Hello,
According to Sandeep’s advice, it is working but not working with actual regex. Please find the code as below. (Here I want to take url for example. “/shuttle/missions/sts-68/news/sts-68-mcc-05.txt”
val pattern = “”"(\ /)(\S+)(\S*)"""
val line1 = “”“in24.inetnebr.com - - [01/Aug/1995:00:00:01 -0400] “GET /shuttle/missions/sts-68/news/sts-68-mcc-05.txt HTTP/1.0” 200 1839"”"
val pattern(ip,x,y)= line1
Please find the error.
scala.MatchError: in24.inetnebr.com - - [01/Aug/1995:00:00:01 -0400] “GET /shuttle/missions/sts-68/news/sts-68-mcc-05.txt HTTP/1.0” 200 1839 (of class ja
va.lang.String)
… 48 elided
I could mange to get the URL with below code but I think this not a good practice. Please help.

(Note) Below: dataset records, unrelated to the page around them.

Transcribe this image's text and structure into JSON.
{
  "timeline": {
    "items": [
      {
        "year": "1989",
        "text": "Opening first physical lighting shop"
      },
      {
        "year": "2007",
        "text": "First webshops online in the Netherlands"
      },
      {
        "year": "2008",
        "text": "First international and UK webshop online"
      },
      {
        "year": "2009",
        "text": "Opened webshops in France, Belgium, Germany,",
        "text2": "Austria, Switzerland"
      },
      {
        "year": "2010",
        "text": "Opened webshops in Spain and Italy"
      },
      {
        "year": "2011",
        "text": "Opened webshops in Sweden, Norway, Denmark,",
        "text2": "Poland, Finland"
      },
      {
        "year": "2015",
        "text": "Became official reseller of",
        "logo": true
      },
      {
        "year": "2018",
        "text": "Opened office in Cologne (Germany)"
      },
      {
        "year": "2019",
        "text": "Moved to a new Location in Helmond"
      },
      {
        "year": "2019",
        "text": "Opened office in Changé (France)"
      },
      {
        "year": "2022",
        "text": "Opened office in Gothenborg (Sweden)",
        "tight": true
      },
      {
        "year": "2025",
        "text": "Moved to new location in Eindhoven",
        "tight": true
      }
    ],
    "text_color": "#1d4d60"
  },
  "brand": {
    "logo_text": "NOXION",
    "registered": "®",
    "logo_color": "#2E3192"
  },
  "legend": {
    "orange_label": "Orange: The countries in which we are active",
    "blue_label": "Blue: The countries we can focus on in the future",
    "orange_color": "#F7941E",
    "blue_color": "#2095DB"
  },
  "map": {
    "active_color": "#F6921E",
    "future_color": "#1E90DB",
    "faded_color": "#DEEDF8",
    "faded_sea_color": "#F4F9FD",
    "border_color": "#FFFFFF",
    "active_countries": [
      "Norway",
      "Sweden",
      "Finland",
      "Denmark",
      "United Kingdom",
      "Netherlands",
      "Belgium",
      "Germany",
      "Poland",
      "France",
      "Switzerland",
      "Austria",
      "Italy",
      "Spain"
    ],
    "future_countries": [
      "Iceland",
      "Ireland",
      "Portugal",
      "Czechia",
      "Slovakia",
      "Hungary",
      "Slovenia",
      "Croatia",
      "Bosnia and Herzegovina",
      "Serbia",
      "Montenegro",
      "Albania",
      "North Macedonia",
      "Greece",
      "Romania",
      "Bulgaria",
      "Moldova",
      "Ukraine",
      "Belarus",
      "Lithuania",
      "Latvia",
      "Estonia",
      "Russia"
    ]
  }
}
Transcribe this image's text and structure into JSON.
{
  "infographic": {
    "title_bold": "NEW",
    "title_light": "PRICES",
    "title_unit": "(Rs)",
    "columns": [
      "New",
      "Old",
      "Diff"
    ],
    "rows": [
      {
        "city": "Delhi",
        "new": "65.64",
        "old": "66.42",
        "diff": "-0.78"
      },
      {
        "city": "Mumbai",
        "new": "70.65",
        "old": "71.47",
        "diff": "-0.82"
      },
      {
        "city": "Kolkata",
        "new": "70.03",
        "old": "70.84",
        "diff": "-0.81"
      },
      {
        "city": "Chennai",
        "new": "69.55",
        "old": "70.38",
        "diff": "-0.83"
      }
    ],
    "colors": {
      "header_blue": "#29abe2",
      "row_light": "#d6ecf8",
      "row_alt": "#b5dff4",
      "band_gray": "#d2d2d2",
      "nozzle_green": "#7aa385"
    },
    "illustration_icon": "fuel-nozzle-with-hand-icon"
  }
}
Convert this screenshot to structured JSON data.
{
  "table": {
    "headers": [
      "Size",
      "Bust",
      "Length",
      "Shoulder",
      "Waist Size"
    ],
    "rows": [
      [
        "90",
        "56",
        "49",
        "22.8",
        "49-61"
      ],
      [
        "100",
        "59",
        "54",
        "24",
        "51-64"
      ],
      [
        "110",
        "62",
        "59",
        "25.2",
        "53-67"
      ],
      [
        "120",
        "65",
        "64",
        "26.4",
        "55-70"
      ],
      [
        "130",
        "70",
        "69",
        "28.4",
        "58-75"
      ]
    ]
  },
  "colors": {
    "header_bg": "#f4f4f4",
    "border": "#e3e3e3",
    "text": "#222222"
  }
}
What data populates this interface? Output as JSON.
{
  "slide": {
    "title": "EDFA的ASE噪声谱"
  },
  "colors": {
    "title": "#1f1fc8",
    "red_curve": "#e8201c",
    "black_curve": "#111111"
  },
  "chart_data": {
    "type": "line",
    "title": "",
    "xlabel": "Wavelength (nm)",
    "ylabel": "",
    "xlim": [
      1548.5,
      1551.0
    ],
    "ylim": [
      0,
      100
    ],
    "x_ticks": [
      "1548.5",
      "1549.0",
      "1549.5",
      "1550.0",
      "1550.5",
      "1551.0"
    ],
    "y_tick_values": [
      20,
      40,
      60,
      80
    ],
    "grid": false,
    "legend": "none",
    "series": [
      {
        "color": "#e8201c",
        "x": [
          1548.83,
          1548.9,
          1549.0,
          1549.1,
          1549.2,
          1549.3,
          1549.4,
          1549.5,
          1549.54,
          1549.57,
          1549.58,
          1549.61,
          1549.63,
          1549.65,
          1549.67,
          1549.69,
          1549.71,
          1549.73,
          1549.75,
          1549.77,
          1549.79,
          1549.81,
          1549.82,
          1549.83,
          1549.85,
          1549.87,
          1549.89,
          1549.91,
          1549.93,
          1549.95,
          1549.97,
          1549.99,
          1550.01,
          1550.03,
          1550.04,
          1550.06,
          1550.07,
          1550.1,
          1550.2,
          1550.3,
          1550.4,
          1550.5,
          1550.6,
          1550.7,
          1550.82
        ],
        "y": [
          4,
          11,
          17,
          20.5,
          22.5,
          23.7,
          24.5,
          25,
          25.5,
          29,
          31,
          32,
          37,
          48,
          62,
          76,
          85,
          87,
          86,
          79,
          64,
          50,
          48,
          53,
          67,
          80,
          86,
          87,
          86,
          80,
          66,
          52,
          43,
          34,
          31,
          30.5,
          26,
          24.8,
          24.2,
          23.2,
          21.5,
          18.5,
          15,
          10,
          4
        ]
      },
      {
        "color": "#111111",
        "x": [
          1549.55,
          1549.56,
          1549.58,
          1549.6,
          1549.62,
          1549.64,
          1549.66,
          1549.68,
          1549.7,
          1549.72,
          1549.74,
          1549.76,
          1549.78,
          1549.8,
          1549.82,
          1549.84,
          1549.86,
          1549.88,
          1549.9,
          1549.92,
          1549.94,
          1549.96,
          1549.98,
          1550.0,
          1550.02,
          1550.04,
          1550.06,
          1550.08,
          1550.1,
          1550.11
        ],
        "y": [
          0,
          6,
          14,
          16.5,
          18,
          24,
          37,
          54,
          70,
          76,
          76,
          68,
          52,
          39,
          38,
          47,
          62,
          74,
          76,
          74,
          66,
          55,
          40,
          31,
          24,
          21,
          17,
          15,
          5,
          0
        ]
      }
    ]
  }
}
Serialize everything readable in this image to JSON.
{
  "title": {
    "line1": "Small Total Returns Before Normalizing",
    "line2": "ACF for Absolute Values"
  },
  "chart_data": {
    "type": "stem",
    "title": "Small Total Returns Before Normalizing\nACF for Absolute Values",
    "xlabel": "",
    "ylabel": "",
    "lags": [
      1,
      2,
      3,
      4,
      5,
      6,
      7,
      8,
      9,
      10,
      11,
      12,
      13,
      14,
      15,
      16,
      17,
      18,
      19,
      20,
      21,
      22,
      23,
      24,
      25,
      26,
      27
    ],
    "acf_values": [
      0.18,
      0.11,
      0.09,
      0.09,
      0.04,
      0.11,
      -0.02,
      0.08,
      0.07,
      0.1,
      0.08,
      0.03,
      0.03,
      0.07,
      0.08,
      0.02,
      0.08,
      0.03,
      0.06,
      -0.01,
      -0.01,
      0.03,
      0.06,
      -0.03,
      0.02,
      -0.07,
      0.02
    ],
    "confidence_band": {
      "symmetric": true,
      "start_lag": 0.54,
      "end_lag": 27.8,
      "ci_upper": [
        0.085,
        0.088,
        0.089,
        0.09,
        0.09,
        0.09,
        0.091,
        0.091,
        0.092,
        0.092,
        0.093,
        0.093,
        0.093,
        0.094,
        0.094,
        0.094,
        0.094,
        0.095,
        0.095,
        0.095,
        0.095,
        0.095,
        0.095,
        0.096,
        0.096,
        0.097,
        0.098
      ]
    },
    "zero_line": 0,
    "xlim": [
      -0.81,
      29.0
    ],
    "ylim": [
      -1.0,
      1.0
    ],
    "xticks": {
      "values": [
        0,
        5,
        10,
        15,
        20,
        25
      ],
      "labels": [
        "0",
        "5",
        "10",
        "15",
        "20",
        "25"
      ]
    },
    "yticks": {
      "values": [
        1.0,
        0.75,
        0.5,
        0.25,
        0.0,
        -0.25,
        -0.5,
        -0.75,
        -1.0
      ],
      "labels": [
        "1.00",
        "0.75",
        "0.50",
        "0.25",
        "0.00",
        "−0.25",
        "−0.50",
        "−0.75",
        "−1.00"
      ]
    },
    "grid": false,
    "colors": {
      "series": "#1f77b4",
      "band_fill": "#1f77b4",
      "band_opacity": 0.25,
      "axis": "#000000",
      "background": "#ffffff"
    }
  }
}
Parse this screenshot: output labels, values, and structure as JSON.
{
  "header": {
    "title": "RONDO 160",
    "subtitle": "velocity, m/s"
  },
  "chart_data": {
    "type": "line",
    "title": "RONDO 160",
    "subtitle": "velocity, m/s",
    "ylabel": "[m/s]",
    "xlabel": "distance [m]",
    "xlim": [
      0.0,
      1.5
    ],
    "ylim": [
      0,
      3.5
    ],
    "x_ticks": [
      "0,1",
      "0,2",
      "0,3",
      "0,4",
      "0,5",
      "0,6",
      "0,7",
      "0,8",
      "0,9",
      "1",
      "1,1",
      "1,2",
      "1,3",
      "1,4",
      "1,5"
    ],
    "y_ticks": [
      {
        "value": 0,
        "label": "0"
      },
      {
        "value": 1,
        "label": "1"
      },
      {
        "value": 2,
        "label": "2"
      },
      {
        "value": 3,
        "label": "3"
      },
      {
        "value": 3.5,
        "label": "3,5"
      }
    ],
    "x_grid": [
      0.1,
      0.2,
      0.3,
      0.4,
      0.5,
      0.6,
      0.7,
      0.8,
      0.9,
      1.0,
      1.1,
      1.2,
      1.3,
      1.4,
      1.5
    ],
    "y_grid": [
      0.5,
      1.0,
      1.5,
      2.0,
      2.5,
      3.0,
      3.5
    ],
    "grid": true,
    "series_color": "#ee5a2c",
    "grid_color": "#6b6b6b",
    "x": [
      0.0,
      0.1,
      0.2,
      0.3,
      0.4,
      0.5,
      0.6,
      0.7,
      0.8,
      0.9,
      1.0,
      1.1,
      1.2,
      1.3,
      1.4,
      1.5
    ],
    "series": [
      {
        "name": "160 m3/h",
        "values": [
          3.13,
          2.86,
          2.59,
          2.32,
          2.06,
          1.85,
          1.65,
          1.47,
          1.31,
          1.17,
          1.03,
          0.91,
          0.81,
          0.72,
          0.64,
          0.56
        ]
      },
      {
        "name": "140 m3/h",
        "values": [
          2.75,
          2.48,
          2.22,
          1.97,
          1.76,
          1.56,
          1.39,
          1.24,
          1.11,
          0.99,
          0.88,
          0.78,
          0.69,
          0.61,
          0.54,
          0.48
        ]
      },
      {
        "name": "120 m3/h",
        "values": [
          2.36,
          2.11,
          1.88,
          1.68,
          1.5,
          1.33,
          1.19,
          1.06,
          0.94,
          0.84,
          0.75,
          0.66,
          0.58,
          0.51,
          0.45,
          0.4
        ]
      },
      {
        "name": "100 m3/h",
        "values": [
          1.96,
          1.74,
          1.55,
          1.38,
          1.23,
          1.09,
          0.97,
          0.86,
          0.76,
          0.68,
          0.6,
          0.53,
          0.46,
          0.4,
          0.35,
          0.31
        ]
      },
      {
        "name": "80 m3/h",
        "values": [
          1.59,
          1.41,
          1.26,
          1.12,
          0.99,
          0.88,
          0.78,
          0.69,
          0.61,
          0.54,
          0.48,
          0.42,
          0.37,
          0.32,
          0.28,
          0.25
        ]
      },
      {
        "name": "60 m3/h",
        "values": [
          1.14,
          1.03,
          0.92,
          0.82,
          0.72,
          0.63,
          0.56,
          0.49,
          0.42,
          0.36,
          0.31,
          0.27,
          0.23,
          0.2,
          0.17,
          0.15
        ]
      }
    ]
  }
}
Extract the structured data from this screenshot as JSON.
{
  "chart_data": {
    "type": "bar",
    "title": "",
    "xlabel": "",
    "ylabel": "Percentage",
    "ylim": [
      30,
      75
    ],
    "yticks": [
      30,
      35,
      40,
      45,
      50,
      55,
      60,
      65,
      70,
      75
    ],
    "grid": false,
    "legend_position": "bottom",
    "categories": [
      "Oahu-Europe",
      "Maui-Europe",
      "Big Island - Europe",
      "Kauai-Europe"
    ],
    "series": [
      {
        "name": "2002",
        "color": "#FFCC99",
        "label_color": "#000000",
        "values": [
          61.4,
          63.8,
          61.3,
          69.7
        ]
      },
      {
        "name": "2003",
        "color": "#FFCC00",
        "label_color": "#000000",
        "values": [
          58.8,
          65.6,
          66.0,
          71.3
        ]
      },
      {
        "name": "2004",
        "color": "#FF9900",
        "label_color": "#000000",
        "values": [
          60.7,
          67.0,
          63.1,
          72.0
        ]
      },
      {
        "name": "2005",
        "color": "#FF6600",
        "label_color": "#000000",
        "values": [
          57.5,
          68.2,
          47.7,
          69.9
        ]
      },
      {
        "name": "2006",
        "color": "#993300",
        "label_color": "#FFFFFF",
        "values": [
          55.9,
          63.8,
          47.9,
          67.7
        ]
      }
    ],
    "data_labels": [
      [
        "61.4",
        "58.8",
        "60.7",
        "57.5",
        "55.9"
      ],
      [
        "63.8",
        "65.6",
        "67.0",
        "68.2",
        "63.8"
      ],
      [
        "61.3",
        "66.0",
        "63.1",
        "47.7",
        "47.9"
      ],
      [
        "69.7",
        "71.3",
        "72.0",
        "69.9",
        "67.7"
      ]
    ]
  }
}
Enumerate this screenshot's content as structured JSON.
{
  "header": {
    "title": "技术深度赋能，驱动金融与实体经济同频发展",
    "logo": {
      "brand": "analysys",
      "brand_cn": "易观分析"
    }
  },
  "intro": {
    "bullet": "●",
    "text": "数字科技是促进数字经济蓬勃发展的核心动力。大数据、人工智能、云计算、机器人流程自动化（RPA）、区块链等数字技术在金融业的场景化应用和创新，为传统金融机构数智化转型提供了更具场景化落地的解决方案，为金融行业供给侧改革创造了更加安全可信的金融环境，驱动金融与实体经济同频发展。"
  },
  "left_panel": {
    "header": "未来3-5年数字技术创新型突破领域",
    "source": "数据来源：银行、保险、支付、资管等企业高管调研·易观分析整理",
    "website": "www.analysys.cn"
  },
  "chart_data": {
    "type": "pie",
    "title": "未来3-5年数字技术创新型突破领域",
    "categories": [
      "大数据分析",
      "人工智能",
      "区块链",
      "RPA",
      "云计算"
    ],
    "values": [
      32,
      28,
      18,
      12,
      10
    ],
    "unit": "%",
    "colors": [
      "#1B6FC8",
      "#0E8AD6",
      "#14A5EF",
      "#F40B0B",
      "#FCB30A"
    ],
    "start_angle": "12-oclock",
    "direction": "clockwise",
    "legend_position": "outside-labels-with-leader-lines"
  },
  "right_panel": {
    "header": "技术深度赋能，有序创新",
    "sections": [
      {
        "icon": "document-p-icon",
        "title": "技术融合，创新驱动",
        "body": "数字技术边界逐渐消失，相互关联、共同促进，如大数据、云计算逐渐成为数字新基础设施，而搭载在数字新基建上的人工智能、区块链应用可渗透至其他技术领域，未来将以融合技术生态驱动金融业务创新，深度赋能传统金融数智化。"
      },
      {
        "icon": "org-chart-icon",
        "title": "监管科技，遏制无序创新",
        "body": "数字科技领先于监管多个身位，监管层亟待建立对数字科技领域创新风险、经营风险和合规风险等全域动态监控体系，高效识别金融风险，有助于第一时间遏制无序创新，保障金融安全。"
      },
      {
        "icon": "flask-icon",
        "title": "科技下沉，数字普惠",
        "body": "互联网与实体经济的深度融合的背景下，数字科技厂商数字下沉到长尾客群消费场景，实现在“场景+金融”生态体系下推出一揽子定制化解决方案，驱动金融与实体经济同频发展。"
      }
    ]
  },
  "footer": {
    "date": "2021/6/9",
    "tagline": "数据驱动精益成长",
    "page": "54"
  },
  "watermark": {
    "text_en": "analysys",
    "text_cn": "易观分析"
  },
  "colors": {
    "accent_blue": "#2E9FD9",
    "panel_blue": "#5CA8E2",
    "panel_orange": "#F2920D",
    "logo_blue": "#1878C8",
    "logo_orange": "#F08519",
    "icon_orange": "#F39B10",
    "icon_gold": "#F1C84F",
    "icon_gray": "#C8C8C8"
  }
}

// below fuction gives only URL //
def extractURL(line:String):(String) = {
var arr = line.split(" ");
arr(6).trim
} // the above function is working fine … gives only URL
scala> var nurlkeyval = urlaccesslogs.map(line=>(extractURL(line),1))
n_url: org.apache.spark.rdd.RDD[(String, Int)] = MapPartitionsRDD[14] at map at :36
var urlcounts = nurlkeyval.reduceByKey((a,b) => (a+b))
var urlcountsOrdered = urlcounts.sortBy(f => f._2, false);
urlcountsOrdered.take(10)